Gyroid Measurement Experiment

This project explores the optimization of 3D-printed gyroids for enhanced energy absorption. By crushing lattice structures across a varied design space, we identified the non-linear “sweet spot” for mechanical performance.

I owned the experimental design, MATLAB automation, and statistical modeling for the project.

Outcomes

• Identified statistically significant non-linear interactions (R²=0.94) between gyroid isovalue and density.
• Developed MATLAB scripts for automated STL generation and data-processing of Instron raw files.
• Published a Comprehensive Final Report (PDF) and Summary Slides (Google Slides).

Skills Demonstrated

• Experimental Design & Instrumentation. Calibrated and executed Instron compression tests, ensuring accurate force and displacement measurements.
• Data Analysis & Statistical Modeling. Processed load-displacement data, computed mechanical energy absorption, and applied regression modeling and hypothesis testing to confirm findings.
• Scientific Communication. Designed useful and compelling figures that communicate data insights and highlight key trends. Technical writing is also included in the presentation.

Experimental Design & Test Matrix

We mapped a 2D design space by varying isovalue (t) and unit-cell density. This 3×3 factorial design ensured we captured the full spectrum of the lattice’s mechanical response.

Runs	Isovalue (t)	Unit Cell Density
1–9	0.25	1, 2, 3 Units
10–18	0.50	1, 2, 3 Units
19–27	0.75	1, 2, 3 Units

Note: Each configuration was tested in triplicate (n=3) to ensure statistical significance and minimize noise from FDM print variances.

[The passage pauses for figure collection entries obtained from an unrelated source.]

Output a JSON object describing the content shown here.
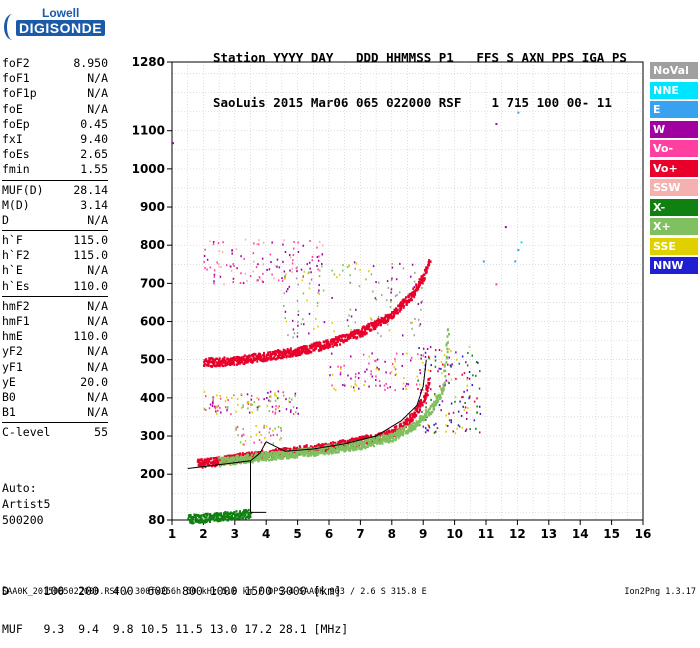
{
  "logo": {
    "line1": "Lowell",
    "line2": "DIGISONDE"
  },
  "header": {
    "line1": "Station YYYY DAY   DDD HHMMSS P1   FFS S AXN PPS IGA PS",
    "line2": "SaoLuis 2015 Mar06 065 022000 RSF    1 715 100 00- 11"
  },
  "params": [
    [
      [
        "foF2",
        "8.950"
      ],
      [
        "foF1",
        "N/A"
      ],
      [
        "foF1p",
        "N/A"
      ],
      [
        "foE",
        "N/A"
      ],
      [
        "foEp",
        "0.45"
      ],
      [
        "fxI",
        "9.40"
      ],
      [
        "foEs",
        "2.65"
      ],
      [
        "fmin",
        "1.55"
      ]
    ],
    [
      [
        "MUF(D)",
        "28.14"
      ],
      [
        "M(D)",
        "3.14"
      ],
      [
        "D",
        "N/A"
      ]
    ],
    [
      [
        "h`F",
        "115.0"
      ],
      [
        "h`F2",
        "115.0"
      ],
      [
        "h`E",
        "N/A"
      ],
      [
        "h`Es",
        "110.0"
      ]
    ],
    [
      [
        "hmF2",
        "N/A"
      ],
      [
        "hmF1",
        "N/A"
      ],
      [
        "hmE",
        "110.0"
      ],
      [
        "yF2",
        "N/A"
      ],
      [
        "yF1",
        "N/A"
      ],
      [
        "yE",
        "20.0"
      ],
      [
        "B0",
        "N/A"
      ],
      [
        "B1",
        "N/A"
      ]
    ],
    [
      [
        "C-level",
        "55"
      ]
    ]
  ],
  "auto": {
    "line1": "Auto:",
    "line2": "Artist5",
    "line3": "500200"
  },
  "legend": [
    {
      "label": "NoVal",
      "color": "#a0a0a0"
    },
    {
      "label": "NNE",
      "color": "#00e5ff"
    },
    {
      "label": "E",
      "color": "#3aa0f0"
    },
    {
      "label": "W",
      "color": "#a000a0"
    },
    {
      "label": "Vo-",
      "color": "#ff40a0"
    },
    {
      "label": "Vo+",
      "color": "#e8002a"
    },
    {
      "label": "SSW",
      "color": "#f5b0b0"
    },
    {
      "label": "X-",
      "color": "#108010"
    },
    {
      "label": "X+",
      "color": "#80c060"
    },
    {
      "label": "SSE",
      "color": "#e0d000"
    },
    {
      "label": "NNW",
      "color": "#2020d0"
    }
  ],
  "dmuf": {
    "d_line": "D     100  200  400  600  800 1000 1500 3000 [km]",
    "muf_line": "MUF   9.3  9.4  9.8 10.5 11.5 13.0 17.2 28.1 [MHz]"
  },
  "footer": "SAA0K_2015065022000.RSF / 300fx256h 50 kHz 5.0 km / DPS-4 SAA0K 903 / 2.6 S 315.8 E",
  "version": "Ion2Png 1.3.17",
  "chart_data": {
    "type": "scatter",
    "xlim": [
      1,
      16
    ],
    "ylim": [
      80,
      1280
    ],
    "x_ticks": [
      1,
      2,
      3,
      4,
      5,
      6,
      7,
      8,
      9,
      10,
      11,
      12,
      13,
      14,
      15,
      16
    ],
    "y_ticks": [
      80,
      200,
      300,
      400,
      500,
      600,
      700,
      800,
      900,
      1000,
      1100,
      1280
    ],
    "grid": true,
    "x_units": "MHz",
    "y_units": "km",
    "traces": [
      {
        "name": "F-layer O trace",
        "color": "#e8002a",
        "points": [
          [
            1.8,
            230
          ],
          [
            2.5,
            237
          ],
          [
            3.0,
            245
          ],
          [
            4.0,
            255
          ],
          [
            5.0,
            265
          ],
          [
            6.0,
            275
          ],
          [
            7.0,
            290
          ],
          [
            7.8,
            305
          ],
          [
            8.3,
            325
          ],
          [
            8.7,
            360
          ],
          [
            9.0,
            400
          ],
          [
            9.2,
            450
          ]
        ]
      },
      {
        "name": "F-layer X trace",
        "color": "#80c060",
        "points": [
          [
            2.5,
            235
          ],
          [
            4.0,
            250
          ],
          [
            5.5,
            262
          ],
          [
            7.0,
            280
          ],
          [
            8.0,
            300
          ],
          [
            8.7,
            330
          ],
          [
            9.2,
            370
          ],
          [
            9.6,
            420
          ],
          [
            9.8,
            600
          ]
        ]
      },
      {
        "name": "F-layer second hop",
        "color": "#e8002a",
        "points": [
          [
            2.0,
            495
          ],
          [
            3.0,
            500
          ],
          [
            4.0,
            512
          ],
          [
            5.0,
            525
          ],
          [
            6.0,
            545
          ],
          [
            7.0,
            575
          ],
          [
            8.0,
            620
          ],
          [
            8.6,
            670
          ],
          [
            9.0,
            720
          ],
          [
            9.2,
            760
          ]
        ]
      },
      {
        "name": "Es trace",
        "color": "#108010",
        "points": [
          [
            1.5,
            85
          ],
          [
            2.0,
            88
          ],
          [
            2.5,
            92
          ],
          [
            3.0,
            95
          ],
          [
            3.5,
            100
          ]
        ]
      }
    ],
    "profile": [
      [
        1.5,
        215
      ],
      [
        2.0,
        220
      ],
      [
        3.0,
        230
      ],
      [
        3.5,
        235
      ],
      [
        3.8,
        255
      ],
      [
        4.0,
        285
      ],
      [
        4.6,
        260
      ],
      [
        5.5,
        266
      ],
      [
        6.5,
        280
      ],
      [
        7.5,
        300
      ],
      [
        8.3,
        340
      ],
      [
        8.8,
        380
      ],
      [
        9.0,
        430
      ],
      [
        9.1,
        500
      ]
    ]
  }
}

DAQ, Calibration, and Regression

Energy absorption (W) was calculated as the area under the force-displacement curve. Samples were compressed using an Instron Universal Testing Machine. The resulting data was processed through a quadratic regression model to visualize the performance “topography” of the gyroids.

Calibration Results

Result Topography

Mechanical Observations & Variability

While the quadratic model provided a high global fit ($R^2=0.94$), local deviations were observed in low-isovalue samples.

• Manufacturing-Induced Anisotropy. At lower isovalues, the FDM layer-height became significant relative to the strut’s cross-sectional area. This increased the “grain” effect of the print.
• Failure Mode Shift. While high-density samples failed through predictable plastic deformation, low-isovalue samples transitioned to brittle delamination. This suggests that as the feature size approaches the manufacturing resolution, the material’s inter-laminar bond strength becomes the dominant failure bottleneck rather than the lattice geometry itself.